Sejalan dengan itu, Anggota Dewan Pertimbangan Majelis Musyawarah KUPI, Alissa Wahid mengatakan harus diakui jika hari ini kualitas caleg perempuan dianggap menjadi satu titik lemah. Sebab itu, Alissa mengajak perempuan untuk memilih caleg perempuan dalam kontestasi Pemilu 2024.
"Kalau kualitasnya kurang bagaimana? Kita selesaikan PR ini jika sudah masuk ke dalam parlemen (terpilih). Kita membuat program khusus pembekalan bagi para anggota legislatif perempuan di parlemen," tutur Alissa.
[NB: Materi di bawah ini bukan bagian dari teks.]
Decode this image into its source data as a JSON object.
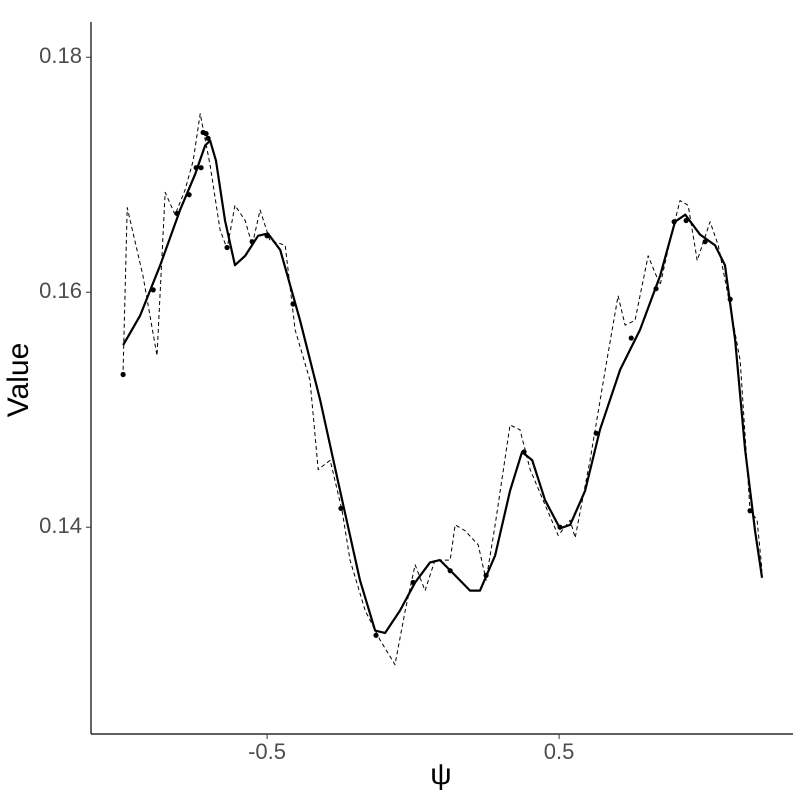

Ketua PBNU itu juga mendorong calon pemimpin memastikan setiap agenda pembangunan membawa perspektif yang adil, termasuk adil jender, dan afirmasi untuk perempuan. Adapun sejumlah persoalan perempuan yang perlu menjadi agenda prioritas pemimpin terpilih dalam pemilu 2024 mendatang yakni;
Pertama, pendidikan dan akses bagi perempuan. Akses Pendidikan berkualitas bagi perempuan belum merata terutama di kota-kota yang lebih kecil atau desa.
Kedua, kesehatan perempuan dan anak perempuan. Karena yang perlu perawatan kesehatan secara khusus adalah perempuan, dengan sekian pengalaman biologisnya.
Ketiga, praktik yang membahayakan perempuan. Akhir-akhir ini banyak sekali kasus kekerasan seksual, dan kekerasan domestik yang intensitasnya semakin mengerikan. Jumlahnya juga semakin banyak. Seperti perkawinan anak, pernikahan yang tidak tercatatkan, pemaksaan perkawinan, atau pemaksaan penerimaan terhadap perkawinan oleh suaminya. Ini adalah praktik yang membahayakan perempuan, dan anak perempuan.
Keempat, akses terhadap pengembangan potensi perempuan, dunia kerja, dan peningkatan keterampilan perempuan. Memastikan dunia kerja yang berkeadilan dan lebih ramah terhadap pengalaman perempuan.
Kelima, program kepemimpinan perempuan untuk membibit secara sengaja membuka ruang-ruang politik bagi perempuan. Yakni untuk membangun ekosistem yang akan melahirkan pemimpin perempuan.